We concede that at the end of our editorial process the conceptual questions posed in an era of spin remain open. Many experts, like Mary Douglas (Comptes Rendus), for example, simply think that since truth tends always to adhere to the positions of power and authority, then spin is a permanent condition. In our Interview Ralph Nader (Princeton ‘55), on the other hand, claims still to fight spin (which he calls “evasion”) with factual correction and empirical argument. The line demarcating spin from interpretation or argument is as yet blurry (both of the latter being essential elements of what Kant celebrated as “public reason”). We know it is there, but, for the moment, its precise location must be experimented with on a case-by-case basis. Writers routinely tailor their information to their intended audience, as in Patricia Crone’s (Innovations) new edited series of short popular biographies on major Muslims in history. To reach and inform an audience comprised of non-Arabic speaking Muslims, university students, and the general American public, what must the authors omit? Is this spin? The same questions arise (Forum) in any attempt to teach undergraduates.

Thus, where, and when, does spin find its ultimate limits? It is not merely an American phenomenon, as Stephen Kotkin (Comptes Rendus) shows us in writing about the new language of political attack and corruption in Russia. And, as Sadik al-Azm (Comptes Rendus) makes clear, what is almost invisibly spun in our political context, may be seen as baldfaced lies by a viewer located outside the political and cultural boundaries of America. Humor, too, he reminds us, is a great device for testing the limits of spin, and the patience of authority. Tony Grafton (Forum) quips that “spin works until nature bites you in the ass.” Or if nature keeps us waiting too long, we might instead look to the law, as in the recent conviction of Enron’s Kenneth (Kenny Boy) Lay and Jeffery Skilling for fraud and conspiracy.

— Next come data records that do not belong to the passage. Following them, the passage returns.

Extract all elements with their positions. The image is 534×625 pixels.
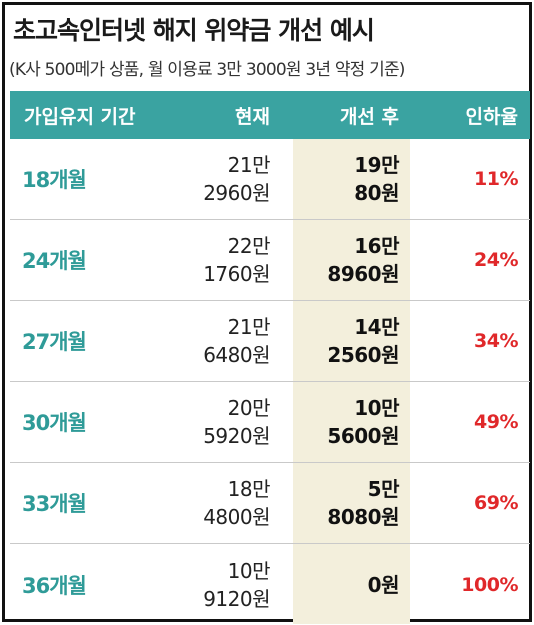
table-row: 18개월 21만 2960원 19만 80원 11% (10, 139, 530, 220)
penalty-table: 가입유지 기간 현재 개선 후 인하율 18개월 21만 2960원 19만 80원 11… (10, 91, 530, 625)
period-cell: 36개월 (22, 573, 87, 598)
period-cell: 30개월 (22, 411, 87, 435)
reduction-rate-cell: 49% (474, 411, 518, 433)
current-penalty-line: 21만 (227, 315, 271, 339)
improved-penalty-cell: 0원 (270, 544, 415, 625)
table-row: 27개월 21만 6480원 14만 2560원 34% (10, 301, 530, 382)
reduction-rate-cell: 100% (461, 573, 518, 596)
table-row: 24개월 22만 1760원 16만 8960원 24% (10, 220, 530, 301)
table-row: 33개월 18만 4800원 5만 8080원 69% (10, 463, 530, 544)
improved-penalty-line: 10만 (354, 396, 399, 420)
current-penalty-line: 5920원 (203, 424, 270, 448)
improved-penalty-cell: 5만 8080원 (270, 463, 415, 543)
reduction-rate-cell: 11% (474, 168, 518, 190)
table-header: 가입유지 기간 현재 개선 후 인하율 (10, 91, 530, 139)
period-cell: 33개월 (22, 492, 87, 516)
current-penalty-cell: 10만 9120원 (174, 544, 270, 625)
current-penalty-line: 1760원 (203, 262, 270, 286)
improved-penalty-line: 16만 (354, 234, 399, 258)
header-rate: 인하율 (465, 105, 518, 128)
improved-penalty-line: 8080원 (327, 505, 399, 529)
current-penalty-cell: 21만 6480원 (174, 301, 270, 381)
period-cell: 27개월 (22, 330, 87, 354)
improved-penalty-line: 8960원 (327, 262, 399, 286)
table-row: 30개월 20만 5920원 10만 5600원 49% (10, 382, 530, 463)
current-penalty-cell: 18만 4800원 (174, 463, 270, 543)
improved-penalty-cell: 19만 80원 (270, 139, 415, 219)
page-title: 초고속인터넷 해지 위약금 개선 예시 (13, 16, 375, 45)
improved-penalty-line: 80원 (354, 181, 399, 205)
current-penalty-line: 2960원 (203, 181, 270, 205)
improved-penalty-line: 14만 (354, 315, 399, 339)
current-penalty-line: 10만 (227, 558, 271, 583)
current-penalty-line: 9120원 (203, 586, 270, 611)
improved-penalty-line: 5600원 (327, 424, 399, 448)
reduction-rate-cell: 69% (474, 492, 518, 514)
header-current: 현재 (235, 105, 270, 128)
reduction-rate-cell: 24% (474, 249, 518, 271)
current-penalty-line: 4800원 (203, 505, 270, 529)
improved-penalty-line: 19만 (354, 153, 399, 177)
page-subtitle: (K사 500메가 상품, 월 이용료 3만 3000원 3년 약정 기준) (9, 60, 405, 80)
improved-penalty-cell: 10만 5600원 (270, 382, 415, 462)
current-penalty-cell: 22만 1760원 (174, 220, 270, 300)
current-penalty-line: 18만 (227, 477, 271, 501)
improved-penalty-line: 2560원 (327, 343, 399, 367)
improved-penalty-line: 0원 (367, 572, 400, 597)
current-penalty-cell: 21만 2960원 (174, 139, 270, 219)
table-row: 36개월 10만 9120원 0원 100% (10, 544, 530, 625)
improved-penalty-cell: 14만 2560원 (270, 301, 415, 381)
current-penalty-line: 20만 (227, 396, 271, 420)
current-penalty-line: 21만 (227, 153, 271, 177)
reduction-rate-cell: 34% (474, 330, 518, 352)
period-cell: 18개월 (22, 168, 87, 192)
table-body: 18개월 21만 2960원 19만 80원 11% 24개월 22만 1760원 16만 8960… (10, 139, 530, 625)
current-penalty-line: 22만 (227, 234, 271, 258)
improved-penalty-line: 5만 (367, 477, 400, 501)
current-penalty-cell: 20만 5920원 (174, 382, 270, 462)
header-improved: 개선 후 (339, 105, 399, 128)
current-penalty-line: 6480원 (203, 343, 270, 367)
period-cell: 24개월 (22, 249, 87, 273)
improved-penalty-cell: 16만 8960원 (270, 220, 415, 300)
header-period: 가입유지 기간 (24, 105, 136, 128)
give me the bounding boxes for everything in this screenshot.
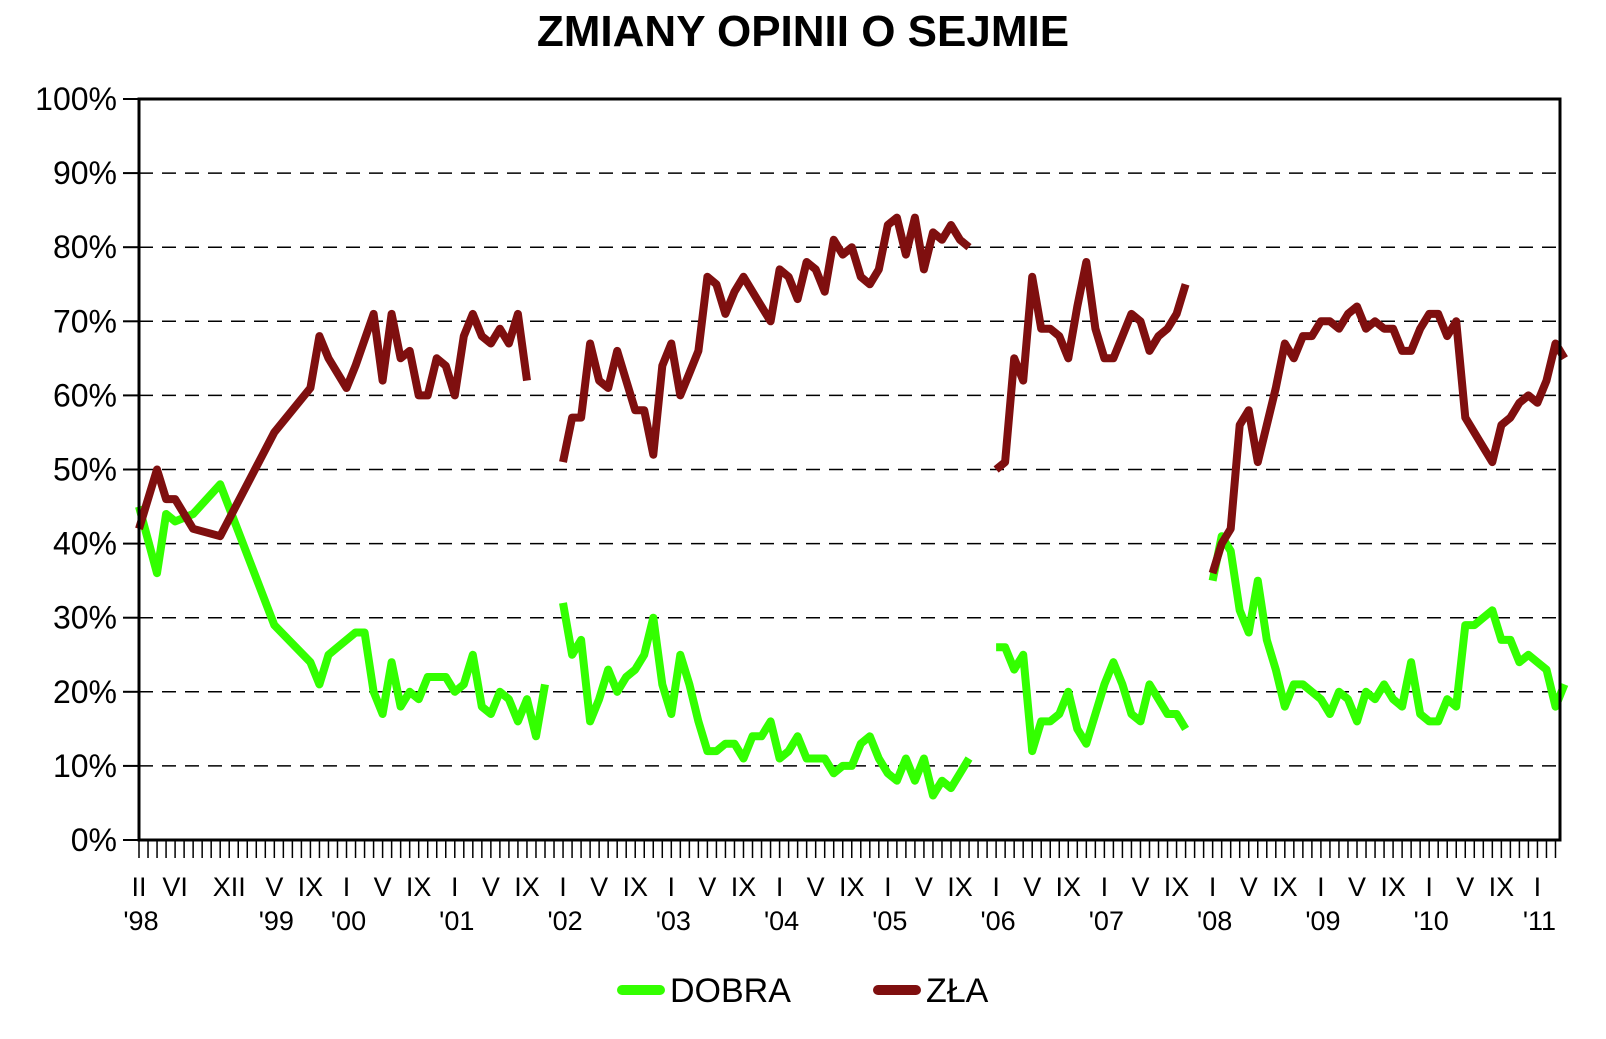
x-tick-year-label: '10 (1414, 906, 1449, 936)
series-line-segment (559, 602, 973, 800)
x-tick-month-label: V (915, 872, 933, 902)
series-line-segment (1208, 302, 1568, 575)
x-tick-year-label: '01 (439, 906, 474, 936)
legend: DOBRA ZŁA (617, 972, 989, 1010)
x-tick-year-label: '11 (1523, 906, 1556, 936)
x-tick-year-label: '98 (123, 906, 158, 936)
series-zła (135, 213, 1568, 575)
x-tick-month-label: I (884, 872, 892, 902)
y-tick-label: 0% (71, 822, 117, 858)
x-tick-month-label: V (807, 872, 825, 902)
x-tick-month-label: V (1456, 872, 1474, 902)
y-tick-label: 60% (53, 377, 117, 413)
x-tick-month-label: I (668, 872, 676, 902)
x-tick-month-label: V (1348, 872, 1366, 902)
x-tick-month-label: V (1023, 872, 1041, 902)
x-tick-month-label: IX (298, 872, 324, 902)
x-tick-month-label: I (992, 872, 1000, 902)
series-line-segment (993, 258, 1190, 473)
y-tick-label: 70% (53, 303, 117, 339)
x-tick-month-label: IX (839, 872, 865, 902)
x-tick-month-label: I (776, 872, 784, 902)
y-tick-label: 100% (35, 81, 117, 117)
x-tick-month-label: IX (1056, 872, 1082, 902)
x-tick-month-label: I (1425, 872, 1433, 902)
x-tick-year-label: '99 (259, 906, 294, 936)
x-tick-year-label: '04 (764, 906, 799, 936)
x-tick-year-label: '00 (331, 906, 366, 936)
x-tick-month-label: I (1101, 872, 1109, 902)
x-tick-month-label: V (590, 872, 608, 902)
series-layer (135, 213, 1569, 800)
x-tick-month-label: I (343, 872, 351, 902)
x-tick-year-label: '09 (1305, 906, 1340, 936)
x-tick-month-label: IX (947, 872, 973, 902)
y-tick-label: 80% (53, 229, 117, 265)
x-tick-month-label: I (1534, 872, 1542, 902)
y-tick-label: 10% (53, 748, 117, 784)
x-tick-year-label: '02 (547, 906, 582, 936)
x-tick-month-label: IX (1380, 872, 1406, 902)
y-tick-label: 30% (53, 600, 117, 636)
grid-layer (139, 172, 1560, 767)
series-line-segment (996, 643, 1190, 756)
y-axis-ticks: 0% 10% 20% 30% 40% 50% 60% 70% 80% 90% 100% (35, 81, 139, 858)
x-tick-month-label: V (374, 872, 392, 902)
x-tick-month-label: I (1317, 872, 1325, 902)
x-tick-month-label: I (1209, 872, 1217, 902)
x-tick-month-label: V (698, 872, 716, 902)
x-tick-month-label: IX (406, 872, 432, 902)
x-tick-month-label: VI (162, 872, 188, 902)
y-tick-label: 20% (53, 674, 117, 710)
x-tick-month-label: V (1240, 872, 1258, 902)
x-tick-year-label: '06 (981, 906, 1016, 936)
series-line-segment (1208, 532, 1569, 726)
x-tick-month-label: IX (731, 872, 757, 902)
y-tick-label: 40% (53, 526, 117, 562)
x-tick-month-label: V (482, 872, 500, 902)
chart-title: ZMIANY OPINII O SEJMIE (537, 7, 1069, 56)
x-tick-month-label: II (131, 872, 146, 902)
x-tick-month-label: I (451, 872, 459, 902)
x-tick-year-label: '05 (872, 906, 907, 936)
legend-label: DOBRA (670, 972, 791, 1010)
y-tick-label: 90% (53, 155, 117, 191)
x-tick-year-label: '07 (1089, 906, 1124, 936)
series-line-segment (135, 309, 531, 541)
x-tick-month-label: IX (514, 872, 540, 902)
x-tick-month-label: IX (622, 872, 648, 902)
x-tick-month-label: IX (1489, 872, 1515, 902)
x-tick-month-label: XII (213, 872, 246, 902)
legend-label: ZŁA (926, 972, 989, 1010)
y-tick-label: 50% (53, 452, 117, 488)
series-line-segment (135, 480, 549, 741)
x-tick-month-label: V (1131, 872, 1149, 902)
x-tick-month-label: IX (1272, 872, 1298, 902)
series-line-segment (559, 213, 972, 463)
series-dobra (135, 480, 1569, 800)
x-tick-year-label: '08 (1197, 906, 1232, 936)
x-tick-year-label: '03 (656, 906, 691, 936)
x-tick-month-label: V (265, 872, 283, 902)
x-tick-month-label: I (559, 872, 567, 902)
x-tick-month-label: IX (1164, 872, 1190, 902)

These convictions stand as a epitaph for an entire decade of financial excesses and management failures that were only revealed when the stock-market spin of a dawning epoch of limitless growth finally met “market realities;” a decade, the sequelae of which we are living out now, where self-certitude and spin substituted in equity markets for caution, reflection, and assessment of “fundamentals.”

Provisionally, we conclude that spin is a variety of interpretation: an interpretive act meant to subject words and concepts, data and information, to a whirling motion. Which, of course, with its implied invidious judgment as compared to academic rigor and rectitude, means that at one level we too are spinning spin.

In that spirit, we invited our contributors to 4Q & 4A to spin, which they surely did, with relish: speaking of “English professors who secretly loathe ‘gender-neutral’ language” (Robert George); describing “sexual politics” as “Politics without (having) sex”” (Stanley Corngold); describing “street politics” as “handing out copies of Karl Marx on Wall Street,” in a dream, no less (Ruben Gallo) or as “celebrating [the] Independence of Israel” by parading up and down Fifth Avenue in a gold cart (Ruth Westheimer).

In this pursuit we may, from time to time, be similarly gleeful, dismissive, sharp, even arrogant. What we refuse, however, is to “disguise our intentions in rhetoric.” That, then, is where we draw our final line.